Once on the main street, I stopped walking and leaned against the window of an empty alehouse. The glass was cool against the back of my neck, calming the emotion that welled up in my chest and clawed into the back of my throat.

It was my own fault for expecting any other result from telling them of the spear. They all surrendered so easily. I didn’t know why that fact caused me to implode when I had known it for two years now, but something felt different tonight. My emotions had been thrown about so wildly today—from my mother to the spear—and this was the final straw. Hearing them say once again that Malakai was not returning felt like a shard of ice slicing through my heart. Cold and sharp and damaging beyond repair.

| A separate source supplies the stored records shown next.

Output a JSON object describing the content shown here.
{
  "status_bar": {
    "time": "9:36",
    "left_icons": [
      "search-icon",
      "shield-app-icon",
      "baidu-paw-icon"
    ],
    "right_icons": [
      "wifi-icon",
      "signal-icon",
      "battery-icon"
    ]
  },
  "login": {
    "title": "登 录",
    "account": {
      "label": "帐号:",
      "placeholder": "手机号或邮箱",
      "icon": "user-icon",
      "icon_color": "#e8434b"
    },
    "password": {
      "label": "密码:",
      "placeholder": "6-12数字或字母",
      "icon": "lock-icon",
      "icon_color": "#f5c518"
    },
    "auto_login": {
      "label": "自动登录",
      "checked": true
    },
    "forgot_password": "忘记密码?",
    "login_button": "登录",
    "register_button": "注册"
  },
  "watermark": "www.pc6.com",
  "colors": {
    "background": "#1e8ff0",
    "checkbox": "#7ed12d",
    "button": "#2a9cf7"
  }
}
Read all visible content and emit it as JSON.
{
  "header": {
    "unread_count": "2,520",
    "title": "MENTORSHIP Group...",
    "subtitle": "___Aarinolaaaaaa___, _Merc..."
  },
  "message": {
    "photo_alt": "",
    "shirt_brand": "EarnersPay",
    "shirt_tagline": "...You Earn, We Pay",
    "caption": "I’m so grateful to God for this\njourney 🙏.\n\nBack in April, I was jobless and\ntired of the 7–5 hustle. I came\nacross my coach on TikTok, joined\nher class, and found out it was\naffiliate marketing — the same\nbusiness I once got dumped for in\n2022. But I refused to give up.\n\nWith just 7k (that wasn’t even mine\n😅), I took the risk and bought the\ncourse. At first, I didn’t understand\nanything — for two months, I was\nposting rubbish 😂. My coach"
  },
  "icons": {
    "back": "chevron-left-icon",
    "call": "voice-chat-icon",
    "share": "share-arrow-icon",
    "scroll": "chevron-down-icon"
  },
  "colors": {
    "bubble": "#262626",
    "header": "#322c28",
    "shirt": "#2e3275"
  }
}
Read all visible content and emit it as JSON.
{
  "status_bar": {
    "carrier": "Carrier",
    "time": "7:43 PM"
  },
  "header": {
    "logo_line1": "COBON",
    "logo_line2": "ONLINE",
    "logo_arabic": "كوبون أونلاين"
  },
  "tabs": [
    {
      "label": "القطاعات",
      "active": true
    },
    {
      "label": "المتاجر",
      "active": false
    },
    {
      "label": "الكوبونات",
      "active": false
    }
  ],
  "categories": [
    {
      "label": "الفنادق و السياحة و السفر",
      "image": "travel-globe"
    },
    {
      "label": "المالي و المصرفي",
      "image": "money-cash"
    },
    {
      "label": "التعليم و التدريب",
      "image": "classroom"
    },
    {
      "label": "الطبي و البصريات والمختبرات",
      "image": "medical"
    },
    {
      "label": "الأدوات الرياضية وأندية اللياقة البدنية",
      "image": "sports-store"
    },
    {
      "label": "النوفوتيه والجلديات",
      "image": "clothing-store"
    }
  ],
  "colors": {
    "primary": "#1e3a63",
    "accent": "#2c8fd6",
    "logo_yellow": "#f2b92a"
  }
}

Turning my face to the stars, I listened for the footsteps that I knew would follow me. One set, as there always was. The only one who dared confront me in these moments.

Citrus and a note of something spicier drifted around me as he stopped. He leaned against the glass beside me, shifting his gaze to the sky, as well. In this moment of silent camaraderie, I was relieved Tol had sought me out. Though I did not act like it, I needed his presence.

Tol was silent, waiting for me to speak or not speak. Giving me the strength of silence and the power to break it. He always knew what I needed, even when I did not.

“I miss him,” I whispered after many long moments of silence. My eyes did not stray from the sky, but I couldn’t bring myself to look for that one star that shone brighter than all the rest.

Tol deflated a bit at my words. “We all do, Ophelia.” It was a simple sentence, but it cracked something in my icy heart.

“You don’t always act like it.” My voice was not harsh. I felt defeated.

“Just because I hide my pain doesn’t mean I feel it any less than you do. Just because I have accepted his absence doesn’t mean I am happy for it.” A rare hint of sadness cracked his voice—the raw edge of mourning.

I turned my attention from the moon, an orb of bright light against the pitch black of the night, to Tol. That’s what Tol was for me—a beacon of pure hope, guiding me through life’s darkest moments.